We're going to start seeing the first few waves of Cubs prospects soon, likely as soon as this year, but Almora will be one of the last waves to reach the majors. Almora was great in 2013 in Low-A ball, but after missing part of the season with a hamate bone injury, he played just 61 games. They went very well, however, so he could easily start the 2014 season in High-A Daytona. The Cubs are likely willing to give him a full year at each stop, but he may not need it, and the Cubs have shown a willingness to promote top position prospects mid-year as they did with Javier Baez.
ETA: Late 2016
What Could Speed It Up: If Almora continues to hit the way he did in the Midwest League, he won't need a full season at each level.
What Could Slow It Down: The Cubs could return him to Low-A ball, though I doubt they will, and that would throw off his timetable.
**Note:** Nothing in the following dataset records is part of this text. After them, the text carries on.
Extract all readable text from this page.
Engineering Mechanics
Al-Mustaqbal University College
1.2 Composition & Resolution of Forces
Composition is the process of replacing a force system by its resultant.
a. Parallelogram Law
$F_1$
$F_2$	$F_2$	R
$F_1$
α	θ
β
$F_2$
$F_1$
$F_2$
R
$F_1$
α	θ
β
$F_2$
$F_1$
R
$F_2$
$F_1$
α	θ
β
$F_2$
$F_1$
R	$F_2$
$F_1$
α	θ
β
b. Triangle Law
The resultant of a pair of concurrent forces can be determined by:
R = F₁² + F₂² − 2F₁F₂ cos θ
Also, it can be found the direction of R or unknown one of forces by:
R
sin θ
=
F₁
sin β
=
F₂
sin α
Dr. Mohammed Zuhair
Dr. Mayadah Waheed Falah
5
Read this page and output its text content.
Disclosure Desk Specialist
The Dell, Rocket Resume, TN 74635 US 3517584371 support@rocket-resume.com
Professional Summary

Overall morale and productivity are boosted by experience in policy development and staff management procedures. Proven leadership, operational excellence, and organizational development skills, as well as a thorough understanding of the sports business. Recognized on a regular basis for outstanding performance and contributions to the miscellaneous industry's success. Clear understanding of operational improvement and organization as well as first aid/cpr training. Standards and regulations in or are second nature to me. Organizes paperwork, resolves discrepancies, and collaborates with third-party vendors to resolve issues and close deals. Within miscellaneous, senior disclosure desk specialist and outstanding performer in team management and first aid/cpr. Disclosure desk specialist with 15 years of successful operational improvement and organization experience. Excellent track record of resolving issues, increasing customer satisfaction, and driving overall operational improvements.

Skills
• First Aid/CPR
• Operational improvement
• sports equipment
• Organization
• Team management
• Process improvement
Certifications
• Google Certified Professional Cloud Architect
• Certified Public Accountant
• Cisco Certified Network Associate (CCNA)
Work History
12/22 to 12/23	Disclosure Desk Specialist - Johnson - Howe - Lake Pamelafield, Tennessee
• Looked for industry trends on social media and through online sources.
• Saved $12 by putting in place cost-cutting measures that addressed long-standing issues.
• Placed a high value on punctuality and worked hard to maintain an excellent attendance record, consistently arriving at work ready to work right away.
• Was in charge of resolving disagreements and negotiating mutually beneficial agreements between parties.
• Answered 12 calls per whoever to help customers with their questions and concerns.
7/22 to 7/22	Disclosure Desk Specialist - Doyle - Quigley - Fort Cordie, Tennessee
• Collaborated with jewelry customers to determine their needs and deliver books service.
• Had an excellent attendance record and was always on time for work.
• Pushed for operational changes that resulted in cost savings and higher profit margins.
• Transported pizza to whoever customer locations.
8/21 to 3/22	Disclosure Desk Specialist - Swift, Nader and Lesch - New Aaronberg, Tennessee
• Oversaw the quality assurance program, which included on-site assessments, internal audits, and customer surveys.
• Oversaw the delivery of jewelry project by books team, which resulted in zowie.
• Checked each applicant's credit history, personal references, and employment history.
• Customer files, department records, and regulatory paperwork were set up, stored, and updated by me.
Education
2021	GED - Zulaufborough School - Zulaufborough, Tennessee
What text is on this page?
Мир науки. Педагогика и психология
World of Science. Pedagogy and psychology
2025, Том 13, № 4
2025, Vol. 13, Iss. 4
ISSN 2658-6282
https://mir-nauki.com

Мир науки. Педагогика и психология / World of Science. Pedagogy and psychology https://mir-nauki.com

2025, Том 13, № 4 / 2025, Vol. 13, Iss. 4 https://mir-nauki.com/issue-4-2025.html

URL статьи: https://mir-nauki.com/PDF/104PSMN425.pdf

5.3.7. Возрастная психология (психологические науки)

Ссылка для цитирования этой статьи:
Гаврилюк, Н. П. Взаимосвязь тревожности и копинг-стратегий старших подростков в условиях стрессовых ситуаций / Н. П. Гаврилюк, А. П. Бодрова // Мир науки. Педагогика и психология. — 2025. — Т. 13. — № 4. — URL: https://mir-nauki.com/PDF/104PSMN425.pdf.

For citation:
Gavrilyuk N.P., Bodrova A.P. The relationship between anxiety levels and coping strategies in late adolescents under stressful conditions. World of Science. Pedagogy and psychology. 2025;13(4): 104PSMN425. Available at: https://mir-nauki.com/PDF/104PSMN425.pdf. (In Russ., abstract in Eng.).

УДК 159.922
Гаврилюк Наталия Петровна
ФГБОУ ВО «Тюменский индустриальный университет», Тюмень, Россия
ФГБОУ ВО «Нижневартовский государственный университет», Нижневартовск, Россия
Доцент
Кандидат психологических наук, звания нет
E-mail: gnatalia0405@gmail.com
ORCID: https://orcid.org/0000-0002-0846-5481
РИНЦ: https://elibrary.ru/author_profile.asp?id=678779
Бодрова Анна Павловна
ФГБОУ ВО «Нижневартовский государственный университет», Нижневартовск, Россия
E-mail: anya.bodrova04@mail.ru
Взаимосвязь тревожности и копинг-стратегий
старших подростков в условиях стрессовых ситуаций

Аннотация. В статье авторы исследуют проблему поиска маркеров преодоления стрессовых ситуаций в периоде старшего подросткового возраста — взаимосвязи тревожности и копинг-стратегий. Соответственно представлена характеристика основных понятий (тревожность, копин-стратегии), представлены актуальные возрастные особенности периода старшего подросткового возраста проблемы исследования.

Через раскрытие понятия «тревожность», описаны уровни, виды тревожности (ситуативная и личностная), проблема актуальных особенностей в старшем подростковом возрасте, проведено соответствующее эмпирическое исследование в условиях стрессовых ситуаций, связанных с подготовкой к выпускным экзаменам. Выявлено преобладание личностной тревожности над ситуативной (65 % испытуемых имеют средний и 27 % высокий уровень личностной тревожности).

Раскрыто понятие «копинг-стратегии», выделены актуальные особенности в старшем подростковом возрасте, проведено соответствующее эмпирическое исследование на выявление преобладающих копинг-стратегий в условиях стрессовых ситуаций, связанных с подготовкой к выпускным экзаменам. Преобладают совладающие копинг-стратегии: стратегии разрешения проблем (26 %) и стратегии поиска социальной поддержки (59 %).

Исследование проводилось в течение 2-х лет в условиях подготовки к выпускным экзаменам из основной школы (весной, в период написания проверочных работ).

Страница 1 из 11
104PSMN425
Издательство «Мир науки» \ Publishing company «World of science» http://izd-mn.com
The Rockies direction this off-season has been difficult to figure out, but they appear to be trying to contend. When that doesn't work, they're going to have to turn to their top prospects to keep fans in the seats. Butler, who should start the year in Double-A but probably won't need the entire season there. He could be in Triple-A by mid-summer or skip it altogether if the Rockies so choose. Butler has come in extremely strong in prospect circles over the past six months, and that will likely lead to a big league call-up at some point in 2014.
ETA: Late 2014
What Could Speed It Up: If the Rockies season goes south sooner than expected, they could turn to Butler.
What Could Slow It Down: If the Rockies want him to spend most of the season in Double-A and/or hit each level of the minors.
When should he get called up or when will he? I'm a big Stroman fan and believe him to be one of the Blue Jays five best starters right now. I'm usually the one arguing for keeping prospects in the minors until they are completely ready and calling them up when it's contractually advantageous, but the Blue Jays want to go for it, and Stroman allows them to do that. He probably won't make the Opening Day roster, however, because the Blue Jays have other options and Stroman can still realistically head to Triple-A for a few months.
What Could Speed It Up: Stroman is one prospect who could actually wow his way into a rotation spot this spring.
What Could Slow It Down: If the Blue Jays starting pitchers have success and block him temporarily, or if he struggles in Triple-A.
The Diamondbacks appear prepared to enter spring training with a battle at shortstop featuring Owings and Didi Gregorius, so when Owings will get back to the majors is very much in his control. We do know that he'll be there at some point in 2014.
What Could Speed It Up: If he wins the battle in spring training.
What Could Slow It Down: He could get blocked if Gregorious beats him out and then plays well.
At just 18, the Royals have plenty of time to develop Mondesi properly. He already has a full year of Low-A ball under his belt, so the next logical step is High-A Wilmington. That's a tough place to hit, making it unlikely that he hits his way into a mid-season promotion. Mondesi will likely take it level-by-level, and that's fine given his age.
ETA: June 2017
What Could Speed It Up: If, at some point, he really takes off with the bat, he'll jump a level mid-year.
What Could Slow It Down: If he struggles in Wilmington as so many Royals hitting prospects have, he could need a return trip there next season.